Des vestiges datant du IXe siècle avant notre ère ont été découverts en Tunisie, et de nombreux monuments en pisé sont inscrits au patrimoine mondial de l’Unesco : tronçons de la Grande Muraille de Chine, palais du Potala au Tibet et de l’Alhambra à Grenade, ksar d’Aït-Ben-Haddou au Maroc, etc. Les tulous du peuple Hakka, érigés au sud-est de la Chine entre le XVe et le XXe siècle, font partie des constructions les plus spectaculaires : ces maisons communautaires de plan circulaire, dont le diamètre peut atteindre 80 m, ont des murs d’enceinte d’environ 20 m de hauteur. En France, le pisé est présent dans le bassin de Rennes et au sud de Toulouse, mais le patrimoine est particulièrement riche en Auvergne-Rhône-Alpes, avec 40 % de l’architecture vernaculaire de certaines régions et plusieurs immeubles dans le centre de Lyon.

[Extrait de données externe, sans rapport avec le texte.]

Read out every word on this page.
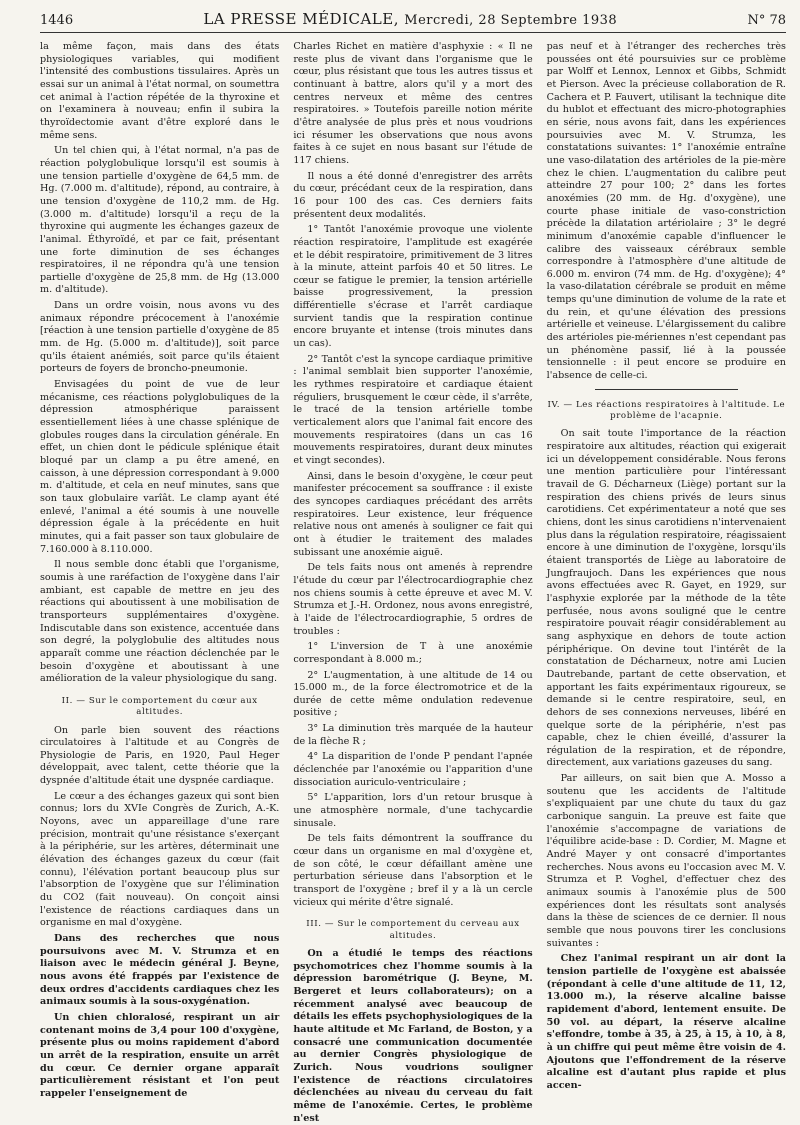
1446	LA PRESSE MÉDICALE, Mercredi, 28 Septembre 1938	N° 78

la même façon, mais dans des états physiologiques variables, qui modifient l'intensité des combustions tissulaires. Après un essai sur un animal à l'état normal, on soumettra cet animal à l'action répétée de la thyroxine et on l'examinera à nouveau; enfin il subira la thyroïdectomie avant d'être exploré dans le même sens.

Un tel chien qui, à l'état normal, n'a pas de réaction polyglobulique lorsqu'il est soumis à une tension partielle d'oxygène de 64,5 mm. de Hg. (7.000 m. d'altitude), répond, au contraire, à une tension d'oxygène de 110,2 mm. de Hg. (3.000 m. d'altitude) lorsqu'il a reçu de la thyroxine qui augmente les échanges gazeux de l'animal. Éthyroïdé, et par ce fait, présentant une forte diminution de ses échanges respiratoires, il ne répondra qu'à une tension partielle d'oxygène de 25,8 mm. de Hg (13.000 m. d'altitude).

Dans un ordre voisin, nous avons vu des animaux répondre précocement à l'anoxémie [réaction à une tension partielle d'oxygène de 85 mm. de Hg. (5.000 m. d'altitude)], soit parce qu'ils étaient anémiés, soit parce qu'ils étaient porteurs de foyers de broncho-pneumonie.

Envisagées du point de vue de leur mécanisme, ces réactions polyglobuliques de la dépression atmosphérique paraissent essentiellement liées à une chasse splénique de globules rouges dans la circulation générale. En effet, un chien dont le pédicule splénique était bloqué par un clamp a pu être amené, en caisson, à une dépression correspondant à 9.000 m. d'altitude, et cela en neuf minutes, sans que son taux globulaire varîât. Le clamp ayant été enlevé, l'animal a été soumis à une nouvelle dépression égale à la précédente en huit minutes, qui a fait passer son taux globulaire de 7.160.000 à 8.110.000.

Il nous semble donc établi que l'organisme, soumis à une raréfaction de l'oxygène dans l'air ambiant, est capable de mettre en jeu des réactions qui aboutissent à une mobilisation de transporteurs supplémentaires d'oxygène. Indiscutable dans son existence, accentuée dans son degré, la polyglobulie des altitudes nous apparaît comme une réaction déclenchée par le besoin d'oxygène et aboutissant à une amélioration de la valeur physiologique du sang.

II. — Sur le comportement du cœur aux altitudes.

On parle bien souvent des réactions circulatoires à l'altitude et au Congrès de Physiologie de Paris, en 1920, Paul Heger développait, avec talent, cette théorie que la dyspnée d'altitude était une dyspnée cardiaque.

Le cœur a des échanges gazeux qui sont bien connus; lors du XVIe Congrès de Zurich, A.-K. Noyons, avec un appareillage d'une rare précision, montrait qu'une résistance s'exerçant à la périphérie, sur les artères, déterminait une élévation des échanges gazeux du cœur (fait connu), l'élévation portant beaucoup plus sur l'absorption de l'oxygène que sur l'élimination du CO2 (fait nouveau). On conçoit ainsi l'existence de réactions cardiaques dans un organisme en mal d'oxygène.

Dans des recherches que nous poursuivons avec M. V. Strumza et en liaison avec le médecin général J. Beyne, nous avons été frappés par l'existence de deux ordres d'accidents cardiaques chez les animaux soumis à la sous-oxygénation.

Un chien chloralosé, respirant un air contenant moins de 3,4 pour 100 d'oxygène, présente plus ou moins rapidement d'abord un arrêt de la respiration, ensuite un arrêt du cœur. Ce dernier organe apparaît particulièrement résistant et l'on peut rappeler l'enseignement de

Charles Richet en matière d'asphyxie : « Il ne reste plus de vivant dans l'organisme que le cœur, plus résistant que tous les autres tissus et continuant à battre, alors qu'il y a mort des centres nerveux et même des centres respiratoires. » Toutefois pareille notion mérite d'être analysée de plus près et nous voudrions ici résumer les observations que nous avons faites à ce sujet en nous basant sur l'étude de 117 chiens.

Il nous a été donné d'enregistrer des arrêts du cœur, précédant ceux de la respiration, dans 16 pour 100 des cas. Ces derniers faits présentent deux modalités.

1° Tantôt l'anoxémie provoque une violente réaction respiratoire, l'amplitude est exagérée et le débit respiratoire, primitivement de 3 litres à la minute, atteint parfois 40 et 50 litres. Le cœur se fatigue le premier, la tension artérielle baisse progressivement, la pression différentielle s'écrase et l'arrêt cardiaque survient tandis que la respiration continue encore bruyante et intense (trois minutes dans un cas).

2° Tantôt c'est la syncope cardiaque primitive : l'animal semblait bien supporter l'anoxémie, les rythmes respiratoire et cardiaque étaient réguliers, brusquement le cœur cède, il s'arrête, le tracé de la tension artérielle tombe verticalement alors que l'animal fait encore des mouvements respiratoires (dans un cas 16 mouvements respiratoires, durant deux minutes et vingt secondes).

Ainsi, dans le besoin d'oxygène, le cœur peut manifester précocement sa souffrance : il existe des syncopes cardiaques précédant des arrêts respiratoires. Leur existence, leur fréquence relative nous ont amenés à souligner ce fait qui ont à étudier le traitement des malades subissant une anoxémie aiguë.

De tels faits nous ont amenés à reprendre l'étude du cœur par l'électrocardiographie chez nos chiens soumis à cette épreuve et avec M. V. Strumza et J.-H. Ordonez, nous avons enregistré, à l'aide de l'électrocardiographie, 5 ordres de troubles :

1° L'inversion de T à une anoxémie correspondant à 8.000 m.;

2° L'augmentation, à une altitude de 14 ou 15.000 m., de la force électromotrice et de la durée de cette même ondulation redevenue positive ;

3° La diminution très marquée de la hauteur de la flèche R ;

4° La disparition de l'onde P pendant l'apnée déclenchée par l'anoxémie ou l'apparition d'une dissociation auriculo-ventriculaire ;

5° L'apparition, lors d'un retour brusque à une atmosphère normale, d'une tachycardie sinusale.

De tels faits démontrent la souffrance du cœur dans un organisme en mal d'oxygène et, de son côté, le cœur défaillant amène une perturbation sérieuse dans l'absorption et le transport de l'oxygène ; bref il y a là un cercle vicieux qui mérite d'être signalé.

III. — Sur le comportement du cerveau aux altitudes.

On a étudié le temps des réactions psychomotrices chez l'homme soumis à la dépression barométrique (J. Beyne, M. Bergeret et leurs collaborateurs); on a récemment analysé avec beaucoup de détails les effets psychophysiologiques de la haute altitude et Mc Farland, de Boston, y a consacré une communication documentée au dernier Congrès physiologique de Zurich. Nous voudrions souligner l'existence de réactions circulatoires déclenchées au niveau du cerveau du fait même de l'anoxémie. Certes, le problème n'est

pas neuf et à l'étranger des recherches très poussées ont été poursuivies sur ce problème par Wolff et Lennox, Lennox et Gibbs, Schmidt et Pierson. Avec la précieuse collaboration de R. Cachera et P. Fauvert, utilisant la technique dite du hublot et effectuant des micro-photographies en série, nous avons fait, dans les expériences poursuivies avec M. V. Strumza, les constatations suivantes: 1° l'anoxémie entraîne une vaso-dilatation des artérioles de la pie-mère chez le chien. L'augmentation du calibre peut atteindre 27 pour 100; 2° dans les fortes anoxémies (20 mm. de Hg. d'oxygène), une courte phase initiale de vaso-constriction précède la dilatation artériolaire ; 3° le degré minimum d'anoxémie capable d'influencer le calibre des vaisseaux cérébraux semble correspondre à l'atmosphère d'une altitude de 6.000 m. environ (74 mm. de Hg. d'oxygène); 4° la vaso-dilatation cérébrale se produit en même temps qu'une diminution de volume de la rate et du rein, et qu'une élévation des pressions artérielle et veineuse. L'élargissement du calibre des artérioles pie-mériennes n'est cependant pas un phénomène passif, lié à la poussée tensionnelle : il peut encore se produire en l'absence de celle-ci.

IV. — Les réactions respiratoires à l'altitude. Le problème de l'acapnie.

On sait toute l'importance de la réaction respiratoire aux altitudes, réaction qui exigerait ici un développement considérable. Nous ferons une mention particulière pour l'intéressant travail de G. Décharneux (Liège) portant sur la respiration des chiens privés de leurs sinus carotidiens. Cet expérimentateur a noté que ses chiens, dont les sinus carotidiens n'intervenaient plus dans la régulation respiratoire, réagissaient encore à une diminution de l'oxygène, lorsqu'ils étaient transportés de Liège au laboratoire de Jungfraujoch. Dans les expériences que nous avons effectuées avec R. Gayet, en 1929, sur l'asphyxie explorée par la méthode de la tête perfusée, nous avons souligné que le centre respiratoire pouvait réagir considérablement au sang asphyxique en dehors de toute action périphérique. On devine tout l'intérêt de la constatation de Décharneux, notre ami Lucien Dautrebande, partant de cette observation, et apportant les faits expérimentaux rigoureux, se demande si le centre respiratoire, seul, en dehors de ses connexions nerveuses, libéré en quelque sorte de la périphérie, n'est pas capable, chez le chien éveillé, d'assurer la régulation de la respiration, et de répondre, directement, aux variations gazeuses du sang.

Par ailleurs, on sait bien que A. Mosso a soutenu que les accidents de l'altitude s'expliquaient par une chute du taux du gaz carbonique sanguin. La preuve est faite que l'anoxémie s'accompagne de variations de l'équilibre acide-base : D. Cordier, M. Magne et André Mayer y ont consacré d'importantes recherches. Nous avons eu l'occasion avec M. V. Strumza et P. Voghel, d'effectuer chez des animaux soumis à l'anoxémie plus de 500 expériences dont les résultats sont analysés dans la thèse de sciences de ce dernier. Il nous semble que nous pouvons tirer les conclusions suivantes :

Chez l'animal respirant un air dont la tension partielle de l'oxygène est abaissée (répondant à celle d'une altitude de 11, 12, 13.000 m.), la réserve alcaline baisse rapidement d'abord, lentement ensuite. De 50 vol. au départ, la réserve alcaline s'effondre, tombe à 35, à 25, à 15, à 10, à 8, à un chiffre qui peut même être voisin de 4. Ajoutons que l'effondrement de la réserve alcaline est d'autant plus rapide et plus accen-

La renaissance internationale du pisé vers 1790 doit beaucoup à l’architecte-entrepreneur François Cointeraux, auteur de nombreux ouvrages traduits en plusieurs langues. Deux siècles plus tard, un autre pionnier, l’artiste et entrepreneur autrichien Martin Rauch, a révolutionné le pisé à la fois sur le plan technique et esthétique. La maison qu’il a construite pour sa famille en 2008 à Schlins, dans le Vorarlberg, est un manifeste pour la terre crue qui a fait le tour du monde. Le pisé est arrivé sur le devant de la scène quand des lauréats du prix Pritzker ont commencé à le mettre en œuvre : Wang Shu et Lu Wenyu pour la maison d’hôtes du campus de Hangzhou, en Chine ; Herzog & de Meuron pour la Maison des plantes de Ricola, près de Bâle, etc.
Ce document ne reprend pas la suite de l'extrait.